Así era mi madre, así fue siempre. Paciente, prudente, inteligente, sensible y sobriamente cariñosa. Apenas me besó, no le gustaban los besos, pero me dio mucha ternura. Era además muy guapa, tenía una belleza tranquila y profunda, ya lo he dicho, como un remanso de aguas mansas, como una laguna escondida en la maraña de un bosque tan poderoso y profundo como los que uno puede encontrarse en Chiloé






Además era una mujer muy inteligente, pero con una inteligencia natural, nada pretenciosa. Le gustaba observar a los demás como el mejor novelista, sus juicios sobre las personas y sus anticipaciones sobre los conflictos que la gente enfrentaba solían ser certeros. Sin haber tenido una educación artística, su sensibilidad lo era plenamente.
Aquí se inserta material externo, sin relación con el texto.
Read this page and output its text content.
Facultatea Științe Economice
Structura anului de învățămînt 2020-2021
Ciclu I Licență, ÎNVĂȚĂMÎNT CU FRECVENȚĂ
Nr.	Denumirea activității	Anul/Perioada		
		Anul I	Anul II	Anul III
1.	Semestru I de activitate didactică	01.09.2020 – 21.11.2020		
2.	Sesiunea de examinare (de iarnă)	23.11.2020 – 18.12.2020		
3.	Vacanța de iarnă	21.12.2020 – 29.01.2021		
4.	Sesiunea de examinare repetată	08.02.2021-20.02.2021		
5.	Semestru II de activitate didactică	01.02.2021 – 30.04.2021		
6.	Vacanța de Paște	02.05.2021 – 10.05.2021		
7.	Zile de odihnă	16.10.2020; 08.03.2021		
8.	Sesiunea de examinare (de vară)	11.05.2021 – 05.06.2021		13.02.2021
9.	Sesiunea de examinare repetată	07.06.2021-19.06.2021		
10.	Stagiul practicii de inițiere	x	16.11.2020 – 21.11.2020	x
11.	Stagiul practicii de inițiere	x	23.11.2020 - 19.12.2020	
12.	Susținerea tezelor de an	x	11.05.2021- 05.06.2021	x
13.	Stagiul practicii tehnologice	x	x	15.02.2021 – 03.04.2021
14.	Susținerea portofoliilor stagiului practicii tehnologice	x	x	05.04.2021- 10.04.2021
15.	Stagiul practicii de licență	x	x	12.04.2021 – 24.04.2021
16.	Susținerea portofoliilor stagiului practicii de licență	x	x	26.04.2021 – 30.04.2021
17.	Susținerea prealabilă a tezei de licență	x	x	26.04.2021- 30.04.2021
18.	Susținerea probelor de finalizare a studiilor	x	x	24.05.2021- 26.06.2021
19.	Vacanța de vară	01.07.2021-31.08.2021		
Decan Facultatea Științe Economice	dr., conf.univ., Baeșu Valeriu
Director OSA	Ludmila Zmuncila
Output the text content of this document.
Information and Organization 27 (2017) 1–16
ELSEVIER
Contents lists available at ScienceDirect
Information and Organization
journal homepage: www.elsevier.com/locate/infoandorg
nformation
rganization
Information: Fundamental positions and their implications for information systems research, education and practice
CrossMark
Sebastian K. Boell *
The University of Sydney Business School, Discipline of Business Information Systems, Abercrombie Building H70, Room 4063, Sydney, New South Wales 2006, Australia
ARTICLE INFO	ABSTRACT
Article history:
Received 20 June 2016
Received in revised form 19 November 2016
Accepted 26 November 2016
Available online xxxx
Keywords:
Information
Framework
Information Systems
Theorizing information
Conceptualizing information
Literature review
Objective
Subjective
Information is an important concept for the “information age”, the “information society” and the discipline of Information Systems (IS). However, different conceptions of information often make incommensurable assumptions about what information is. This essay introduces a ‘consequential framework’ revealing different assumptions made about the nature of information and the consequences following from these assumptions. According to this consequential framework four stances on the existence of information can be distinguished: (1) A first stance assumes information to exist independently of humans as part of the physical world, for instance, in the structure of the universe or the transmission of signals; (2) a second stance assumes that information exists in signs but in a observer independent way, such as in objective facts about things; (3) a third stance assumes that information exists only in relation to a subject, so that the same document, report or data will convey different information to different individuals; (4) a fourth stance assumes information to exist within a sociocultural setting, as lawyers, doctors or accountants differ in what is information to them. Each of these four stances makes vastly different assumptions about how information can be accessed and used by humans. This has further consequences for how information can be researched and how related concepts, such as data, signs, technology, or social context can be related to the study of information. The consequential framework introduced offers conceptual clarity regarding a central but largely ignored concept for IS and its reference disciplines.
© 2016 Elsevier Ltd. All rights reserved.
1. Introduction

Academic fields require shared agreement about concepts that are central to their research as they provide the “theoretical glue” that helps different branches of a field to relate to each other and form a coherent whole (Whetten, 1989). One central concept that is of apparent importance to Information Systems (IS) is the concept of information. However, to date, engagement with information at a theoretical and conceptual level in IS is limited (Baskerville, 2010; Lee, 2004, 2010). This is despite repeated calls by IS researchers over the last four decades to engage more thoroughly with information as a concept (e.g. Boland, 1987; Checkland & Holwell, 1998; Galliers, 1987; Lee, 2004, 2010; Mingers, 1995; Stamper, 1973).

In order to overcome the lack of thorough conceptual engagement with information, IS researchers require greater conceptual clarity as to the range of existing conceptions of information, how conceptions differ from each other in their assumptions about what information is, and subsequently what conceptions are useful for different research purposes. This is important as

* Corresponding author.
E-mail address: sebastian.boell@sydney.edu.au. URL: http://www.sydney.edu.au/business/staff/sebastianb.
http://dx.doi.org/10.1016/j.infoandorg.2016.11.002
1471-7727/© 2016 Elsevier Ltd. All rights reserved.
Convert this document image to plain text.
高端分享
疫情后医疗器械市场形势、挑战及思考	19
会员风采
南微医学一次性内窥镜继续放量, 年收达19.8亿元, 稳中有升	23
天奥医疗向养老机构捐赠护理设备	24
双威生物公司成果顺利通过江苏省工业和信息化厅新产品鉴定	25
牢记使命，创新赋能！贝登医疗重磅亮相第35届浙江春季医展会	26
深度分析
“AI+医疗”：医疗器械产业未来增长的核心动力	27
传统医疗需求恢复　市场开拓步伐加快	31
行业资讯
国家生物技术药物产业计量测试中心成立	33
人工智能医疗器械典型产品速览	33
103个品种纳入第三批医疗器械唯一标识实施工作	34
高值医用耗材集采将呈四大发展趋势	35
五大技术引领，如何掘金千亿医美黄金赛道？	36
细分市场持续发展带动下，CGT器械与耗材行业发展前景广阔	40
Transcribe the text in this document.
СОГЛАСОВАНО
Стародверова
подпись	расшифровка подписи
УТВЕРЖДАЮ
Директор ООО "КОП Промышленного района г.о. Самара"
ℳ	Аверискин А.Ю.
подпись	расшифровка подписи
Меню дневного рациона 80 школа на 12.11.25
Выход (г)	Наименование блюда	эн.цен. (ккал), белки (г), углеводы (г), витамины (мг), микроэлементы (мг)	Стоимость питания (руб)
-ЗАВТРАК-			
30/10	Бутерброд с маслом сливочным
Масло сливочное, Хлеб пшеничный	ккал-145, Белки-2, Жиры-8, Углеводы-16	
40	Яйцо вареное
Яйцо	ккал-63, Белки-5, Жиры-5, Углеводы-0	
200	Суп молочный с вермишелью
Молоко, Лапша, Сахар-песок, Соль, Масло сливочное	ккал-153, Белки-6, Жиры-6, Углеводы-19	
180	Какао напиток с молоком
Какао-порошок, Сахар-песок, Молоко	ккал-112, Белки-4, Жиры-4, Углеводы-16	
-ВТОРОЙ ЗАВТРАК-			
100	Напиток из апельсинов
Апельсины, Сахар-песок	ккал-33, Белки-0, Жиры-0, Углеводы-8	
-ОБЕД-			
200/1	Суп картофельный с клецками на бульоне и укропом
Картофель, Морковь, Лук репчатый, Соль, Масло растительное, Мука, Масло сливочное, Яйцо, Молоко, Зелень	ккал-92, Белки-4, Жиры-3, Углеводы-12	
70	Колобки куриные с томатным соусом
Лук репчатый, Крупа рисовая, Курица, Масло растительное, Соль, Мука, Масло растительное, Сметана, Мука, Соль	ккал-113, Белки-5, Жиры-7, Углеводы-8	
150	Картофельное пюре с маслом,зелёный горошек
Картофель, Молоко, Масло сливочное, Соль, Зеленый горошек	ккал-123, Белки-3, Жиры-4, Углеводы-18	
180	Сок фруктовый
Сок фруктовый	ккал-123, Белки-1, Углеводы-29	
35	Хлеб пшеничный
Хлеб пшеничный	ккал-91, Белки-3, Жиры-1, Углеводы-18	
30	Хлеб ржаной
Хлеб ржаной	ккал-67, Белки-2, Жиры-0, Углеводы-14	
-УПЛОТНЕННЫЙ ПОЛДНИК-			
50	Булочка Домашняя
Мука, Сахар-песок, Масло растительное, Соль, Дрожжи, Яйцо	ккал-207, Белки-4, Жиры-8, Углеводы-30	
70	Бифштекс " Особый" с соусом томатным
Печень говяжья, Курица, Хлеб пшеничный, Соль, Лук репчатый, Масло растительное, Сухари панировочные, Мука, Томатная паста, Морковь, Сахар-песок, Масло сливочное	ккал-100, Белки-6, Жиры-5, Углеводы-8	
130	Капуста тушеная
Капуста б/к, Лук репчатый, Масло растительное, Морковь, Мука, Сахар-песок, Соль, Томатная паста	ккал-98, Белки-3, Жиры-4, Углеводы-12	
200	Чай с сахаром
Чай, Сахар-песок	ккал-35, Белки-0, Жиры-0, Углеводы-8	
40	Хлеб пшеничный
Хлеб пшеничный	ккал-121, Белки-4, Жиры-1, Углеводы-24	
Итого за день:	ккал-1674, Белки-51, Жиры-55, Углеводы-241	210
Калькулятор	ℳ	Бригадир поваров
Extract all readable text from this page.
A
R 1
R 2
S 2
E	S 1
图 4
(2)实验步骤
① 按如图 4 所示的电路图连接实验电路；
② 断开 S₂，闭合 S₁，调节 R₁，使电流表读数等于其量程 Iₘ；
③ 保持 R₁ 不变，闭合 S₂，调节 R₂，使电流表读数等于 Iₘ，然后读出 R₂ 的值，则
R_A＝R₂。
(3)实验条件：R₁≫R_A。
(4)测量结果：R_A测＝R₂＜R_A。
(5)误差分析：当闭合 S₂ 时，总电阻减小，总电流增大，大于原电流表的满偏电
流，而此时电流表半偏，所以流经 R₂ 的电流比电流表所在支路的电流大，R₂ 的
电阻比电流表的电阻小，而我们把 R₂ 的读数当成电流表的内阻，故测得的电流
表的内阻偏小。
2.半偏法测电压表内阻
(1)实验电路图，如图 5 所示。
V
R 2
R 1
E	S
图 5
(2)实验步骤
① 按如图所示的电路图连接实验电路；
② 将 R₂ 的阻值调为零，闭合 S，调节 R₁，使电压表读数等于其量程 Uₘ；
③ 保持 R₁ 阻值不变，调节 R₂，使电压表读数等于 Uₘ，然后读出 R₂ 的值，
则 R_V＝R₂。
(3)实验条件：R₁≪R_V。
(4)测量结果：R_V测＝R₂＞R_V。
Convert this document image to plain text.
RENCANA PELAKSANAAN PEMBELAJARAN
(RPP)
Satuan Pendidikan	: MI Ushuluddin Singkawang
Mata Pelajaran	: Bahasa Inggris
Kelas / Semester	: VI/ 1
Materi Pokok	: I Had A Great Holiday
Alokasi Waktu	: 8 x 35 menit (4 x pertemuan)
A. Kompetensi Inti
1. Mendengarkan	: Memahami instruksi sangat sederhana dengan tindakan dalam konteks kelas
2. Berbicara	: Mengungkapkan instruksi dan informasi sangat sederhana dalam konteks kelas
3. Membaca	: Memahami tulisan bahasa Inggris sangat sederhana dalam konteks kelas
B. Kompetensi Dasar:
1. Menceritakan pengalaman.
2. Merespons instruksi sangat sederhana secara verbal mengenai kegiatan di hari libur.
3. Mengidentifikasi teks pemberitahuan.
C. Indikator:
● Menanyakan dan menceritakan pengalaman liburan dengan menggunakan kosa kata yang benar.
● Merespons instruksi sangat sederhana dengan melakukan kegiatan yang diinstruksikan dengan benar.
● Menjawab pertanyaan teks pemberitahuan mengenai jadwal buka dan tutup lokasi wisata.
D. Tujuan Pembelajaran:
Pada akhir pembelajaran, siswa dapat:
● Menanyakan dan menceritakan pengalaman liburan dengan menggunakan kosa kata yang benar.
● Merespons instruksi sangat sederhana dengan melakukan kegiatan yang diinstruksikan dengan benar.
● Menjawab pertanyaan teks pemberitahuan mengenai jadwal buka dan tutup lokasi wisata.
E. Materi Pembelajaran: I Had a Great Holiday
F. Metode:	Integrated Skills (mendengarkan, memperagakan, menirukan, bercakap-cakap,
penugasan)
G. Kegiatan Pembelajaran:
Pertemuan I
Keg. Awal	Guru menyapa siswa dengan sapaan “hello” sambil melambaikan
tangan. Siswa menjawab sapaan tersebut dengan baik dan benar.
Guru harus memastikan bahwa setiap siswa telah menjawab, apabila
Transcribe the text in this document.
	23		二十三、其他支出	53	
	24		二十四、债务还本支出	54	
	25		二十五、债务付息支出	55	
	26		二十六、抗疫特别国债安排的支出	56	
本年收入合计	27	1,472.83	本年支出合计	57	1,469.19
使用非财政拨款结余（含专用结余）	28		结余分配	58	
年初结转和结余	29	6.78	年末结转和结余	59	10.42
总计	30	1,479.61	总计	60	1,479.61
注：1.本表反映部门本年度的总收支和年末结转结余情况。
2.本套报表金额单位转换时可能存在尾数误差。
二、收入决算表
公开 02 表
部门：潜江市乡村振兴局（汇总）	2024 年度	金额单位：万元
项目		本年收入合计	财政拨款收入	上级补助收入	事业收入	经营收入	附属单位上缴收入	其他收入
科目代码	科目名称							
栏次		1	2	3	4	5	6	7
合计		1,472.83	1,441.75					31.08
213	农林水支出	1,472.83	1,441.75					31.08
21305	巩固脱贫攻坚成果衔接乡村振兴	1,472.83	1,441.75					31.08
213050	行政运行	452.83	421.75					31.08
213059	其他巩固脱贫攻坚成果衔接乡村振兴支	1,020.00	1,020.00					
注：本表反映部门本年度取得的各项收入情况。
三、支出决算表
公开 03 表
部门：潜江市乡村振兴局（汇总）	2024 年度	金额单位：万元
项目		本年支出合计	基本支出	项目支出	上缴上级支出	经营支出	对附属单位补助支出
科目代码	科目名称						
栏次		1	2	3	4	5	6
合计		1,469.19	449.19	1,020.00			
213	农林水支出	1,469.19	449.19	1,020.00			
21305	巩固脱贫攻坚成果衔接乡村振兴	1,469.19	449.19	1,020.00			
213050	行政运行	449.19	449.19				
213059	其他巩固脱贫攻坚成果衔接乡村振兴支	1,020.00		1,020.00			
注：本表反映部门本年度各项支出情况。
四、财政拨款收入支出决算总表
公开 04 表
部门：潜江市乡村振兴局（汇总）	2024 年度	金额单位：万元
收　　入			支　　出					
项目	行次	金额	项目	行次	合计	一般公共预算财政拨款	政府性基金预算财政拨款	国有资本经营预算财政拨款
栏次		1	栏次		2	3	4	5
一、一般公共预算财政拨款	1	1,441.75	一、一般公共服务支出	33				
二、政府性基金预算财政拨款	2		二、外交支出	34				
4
Le gustaba mucho dibujar, expresaba sus emociones mediante unos dibujos ingenuos en los que ponía de manifiesto su amor por la naturaleza, nuestros compañeros animales y los niños. A mí, cuando siendo yo casi abuelo y estando en la culminación de mi carrera profesional me tocó desempeñar un trabajo bastante difícil y alienante, me regaló un dibujo hecho expresamente para mí, para que lo colgara en la pared de mi despacho. Representaba un grupo de cuatro gorriones retozando en un bosquecillo. Y puedo asegurar que dentro de aquel despacho que muchas veces estaba lleno de tensiones, yo miraba su dibujo y se transformaba en un instante para mí en una ventana que me sacaba de aquel ambiente hostil y me llevaba hasta mi infancia, hasta mi mundo de fantasías y cariños, donde mi mamá me estaría esperando siempre. Eso nunca se lo agradecí suficientemente, entre otras razones porque era imposible hacerlo, no había nada que agradecer cuando lo que allí había era solamente amor.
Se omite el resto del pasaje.